Returning to Mexico was a last resort for the Haitians after crossing the Rio Grande and setting up camp under a bridge in Del Rio, Texas. Food, water, and medicine were lacking. Border Patrol agents on horseback chased them. Children were getting sick. There was no avoiding COVID-19. President Joe Biden’s administration started loading people onto planes and flying them back to Haiti, a place many of the immigrants haven’t lived in for years.
Though Mexico has easier access to supplies and shelter (under the bridge, people slept on rocks, dirt, and cardboard), authorities there inflict nights of terror on those hiding from deportation. It’s the largely unseen impact of the Biden administration’s hardline handling of the Haitian immigration to the United States and years of Mexico being pressured by the US to stop immigrants from ever reaching the border.

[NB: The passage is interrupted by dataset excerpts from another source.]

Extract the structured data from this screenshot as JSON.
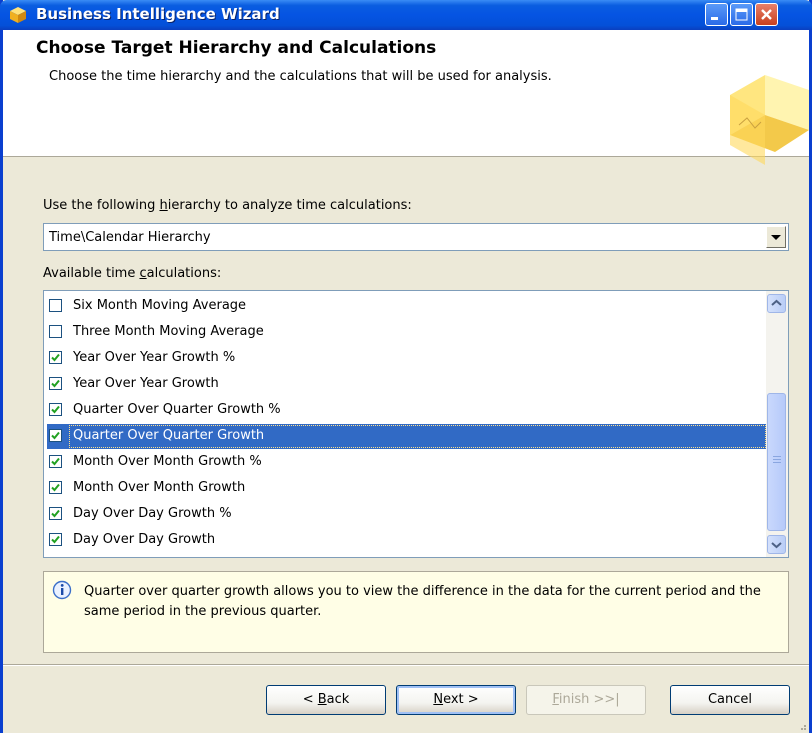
{
  "window": {
    "title": "Business Intelligence Wizard"
  },
  "header": {
    "title": "Choose Target Hierarchy and Calculations",
    "subtitle": "Choose the time hierarchy and the calculations that will be used for analysis."
  },
  "hierarchy": {
    "label_pre": "Use the following ",
    "label_key": "h",
    "label_post": "ierarchy to analyze time calculations:",
    "value": "Time\\Calendar Hierarchy"
  },
  "calculations": {
    "label_pre": "Available time ",
    "label_key": "c",
    "label_post": "alculations:",
    "items": [
      {
        "label": "Six Month Moving Average",
        "checked": false,
        "selected": false
      },
      {
        "label": "Three Month Moving Average",
        "checked": false,
        "selected": false
      },
      {
        "label": "Year Over Year Growth %",
        "checked": true,
        "selected": false
      },
      {
        "label": "Year Over Year Growth",
        "checked": true,
        "selected": false
      },
      {
        "label": "Quarter Over Quarter Growth %",
        "checked": true,
        "selected": false
      },
      {
        "label": "Quarter Over Quarter Growth",
        "checked": true,
        "selected": true
      },
      {
        "label": "Month Over Month Growth %",
        "checked": true,
        "selected": false
      },
      {
        "label": "Month Over Month Growth",
        "checked": true,
        "selected": false
      },
      {
        "label": "Day Over Day Growth %",
        "checked": true,
        "selected": false
      },
      {
        "label": "Day Over Day Growth",
        "checked": true,
        "selected": false
      }
    ]
  },
  "info": {
    "text": "Quarter over quarter growth allows you to view the difference in the data for the current period and the same period in the previous quarter."
  },
  "buttons": {
    "back_pre": "< ",
    "back_key": "B",
    "back_post": "ack",
    "next_key": "N",
    "next_post": "ext >",
    "finish_key": "F",
    "finish_post": "inish >>|",
    "cancel": "Cancel"
  },
  "colors": {
    "selection": "#316ac5",
    "titlebar": "#0554e3",
    "info_background": "#fffee6"
  }
}
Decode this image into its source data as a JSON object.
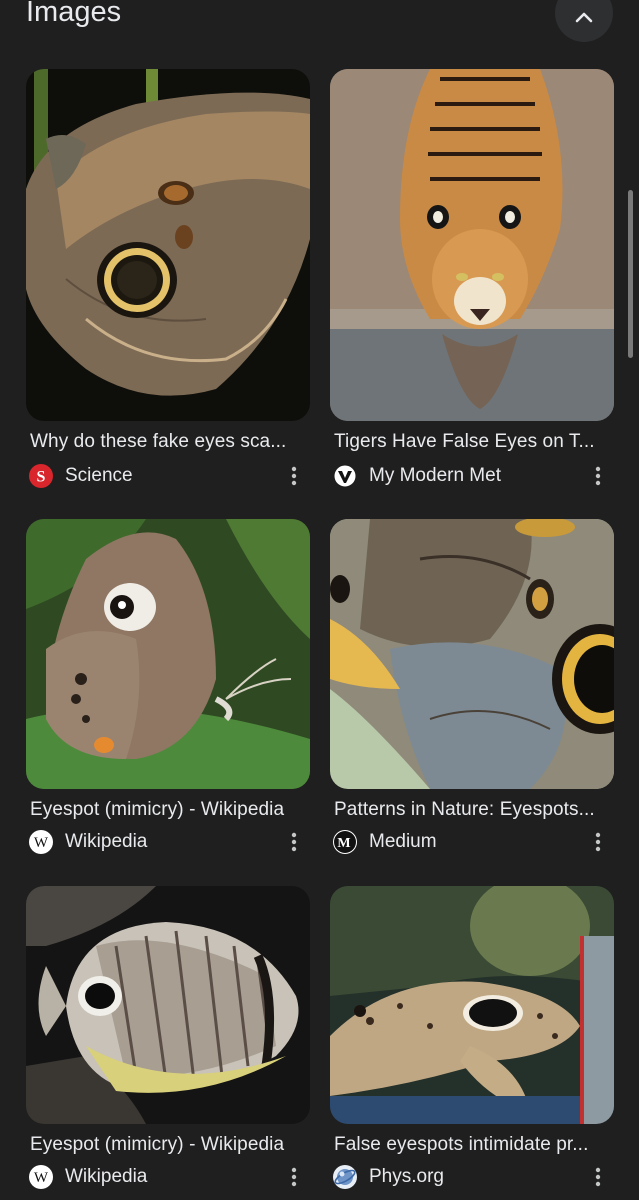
{
  "section": {
    "title": "Images",
    "collapse_icon": "chevron-up-icon"
  },
  "results": [
    {
      "title": "Why do these fake eyes sca...",
      "source": "Science",
      "favicon": "science-logo-icon",
      "image": "owl butterfly eyespot wing"
    },
    {
      "title": "Tigers Have False Eyes on T...",
      "source": "My Modern Met",
      "favicon": "my-modern-met-logo-icon",
      "image": "tiger drinking water"
    },
    {
      "title": "Eyespot (mimicry) - Wikipedia",
      "source": "Wikipedia",
      "favicon": "wikipedia-logo-icon",
      "image": "brown butterfly on leaf"
    },
    {
      "title": "Patterns in Nature: Eyespots...",
      "source": "Medium",
      "favicon": "medium-logo-icon",
      "image": "butterfly wing eyespot closeup"
    },
    {
      "title": "Eyespot (mimicry) - Wikipedia",
      "source": "Wikipedia",
      "favicon": "wikipedia-logo-icon",
      "image": "four-eye butterflyfish"
    },
    {
      "title": "False eyespots intimidate pr...",
      "source": "Phys.org",
      "favicon": "phys-org-logo-icon",
      "image": "epaulette shark with eyespot"
    }
  ],
  "colors": {
    "background": "#1f1f1f",
    "text": "#e8eaed",
    "science_red": "#d8262c"
  }
}
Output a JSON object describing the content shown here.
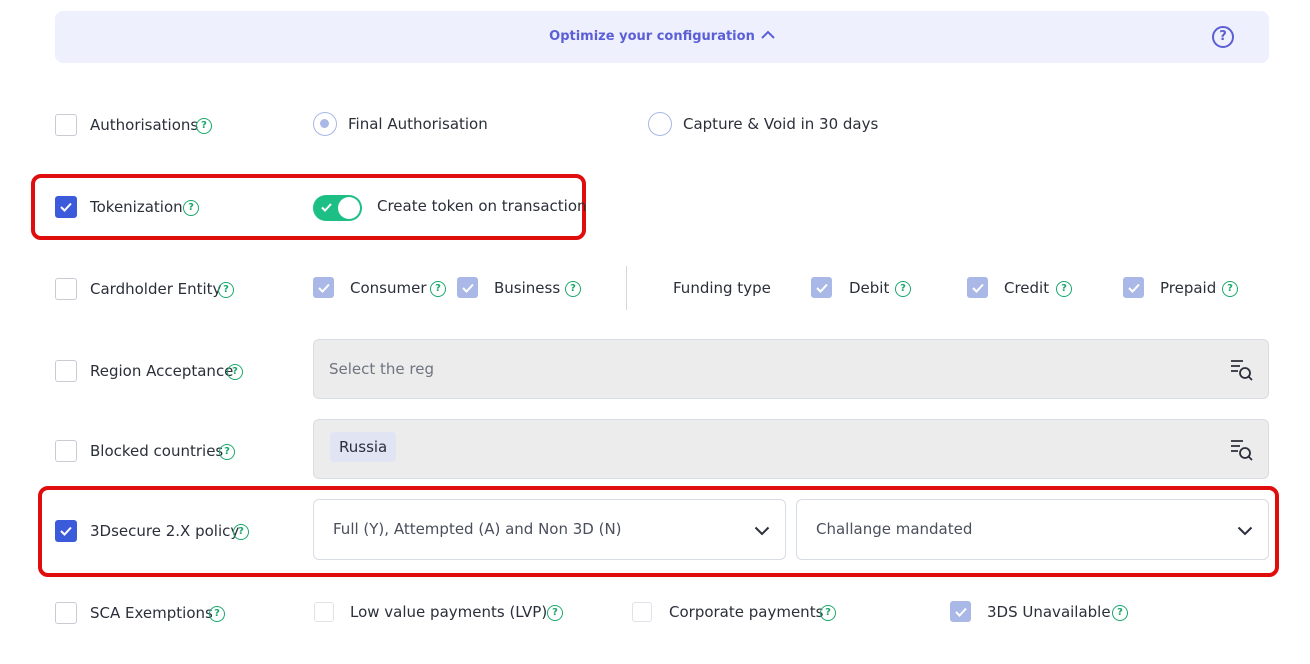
{
  "banner": {
    "title": "Optimize your configuration",
    "help": "?"
  },
  "help_glyph": "?",
  "authorisations": {
    "label": "Authorisations",
    "options": [
      "Final Authorisation",
      "Capture & Void in 30 days"
    ]
  },
  "tokenization": {
    "label": "Tokenization",
    "toggle_label": "Create token on transaction"
  },
  "cardholder": {
    "label": "Cardholder Entity",
    "consumer": "Consumer",
    "business": "Business",
    "funding_label": "Funding type",
    "debit": "Debit",
    "credit": "Credit",
    "prepaid": "Prepaid"
  },
  "region": {
    "label": "Region Acceptance",
    "placeholder": "Select the reg"
  },
  "blocked": {
    "label": "Blocked countries",
    "chip": "Russia"
  },
  "threeds": {
    "label": "3Dsecure 2.X policy",
    "policy_value": "Full (Y), Attempted (A) and Non 3D (N)",
    "challenge_value": "Challange mandated"
  },
  "sca": {
    "label": "SCA Exemptions",
    "lvp": "Low value payments (LVP)",
    "corporate": "Corporate payments",
    "unavailable": "3DS Unavailable"
  },
  "colors": {
    "accent": "#3b5bdb",
    "banner_text": "#5b5fd6",
    "help_green": "#1aa86b",
    "toggle_green": "#1dbf84",
    "highlight_red": "#e00d0d"
  }
}
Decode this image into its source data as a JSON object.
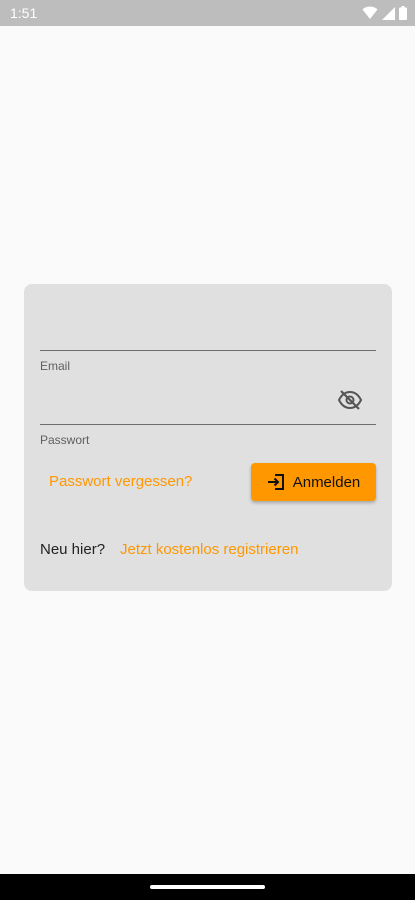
{
  "status_bar": {
    "time": "1:51",
    "icons": [
      "wifi-icon",
      "signal-icon",
      "battery-icon"
    ]
  },
  "login_card": {
    "email": {
      "label": "Email",
      "value": ""
    },
    "password": {
      "label": "Passwort",
      "value": "",
      "toggle_icon": "visibility-off-icon"
    },
    "forgot_password_label": "Passwort vergessen?",
    "login_button": {
      "icon": "login-icon",
      "label": "Anmelden"
    },
    "new_here_label": "Neu hier?",
    "register_label": "Jetzt kostenlos registrieren"
  },
  "colors": {
    "accent": "#ff9800",
    "card_background": "#e0e0e0",
    "page_background": "#fafafa",
    "status_bar": "#bdbdbd"
  }
}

They came to the Hotel Coahuila around 2 a.m. National Guard and Mexican immigration agents marched in wearing bulletproof vests and helmets and holding long guns. The quiet street below was suddenly filled with smashing sounds, then the crack of shattered glass and the shrieks of a Haitian family.
Hotel security footage viewed by BuzzFeed News shows part of what happened inside: a Haitian father, standing in the doorway of his hotel room — his son and wife inside — with authorities to his left and right in the hallway.
In his bloody hand is a large chunk of sharp glass. It was part of a dresser mirror, possibly used to try to block the tiny room’s wooden door that broke in the struggle between the family and the agents.
He used the glass, despite it digging into his skin, to hold at bay at least a dozen armed soldiers and agents in the narrow hallway.
There is nothing in Haiti for his family, he told them, while holding the glass with two hands close to his chest, sometimes using one hand to make a motion dismissing the agents. He kept his back to the group of officials to his left, down the hall, but frequently peered over his shoulder to see where they were. A bright beam from an agent’s flashlight lit up the floor.
The father held off the agents for about 10 minutes as raids were conducted throughout the hotel. He was successful. Eventually, the authorities left him and his family alone.
Others were not as fortunate. The agents sped off with two vans of other immigrants they had pulled out of about 10 rooms of the hotel.
Moments later, the father, carrying his son in one hand and dripping blood from the other, ran down the hotel’s small steps, followed by his partner and another couple with a child. They then ran to the front of the hotel and into the dark streets to hide again. They weren’t going to wait for Mexican authorities to return.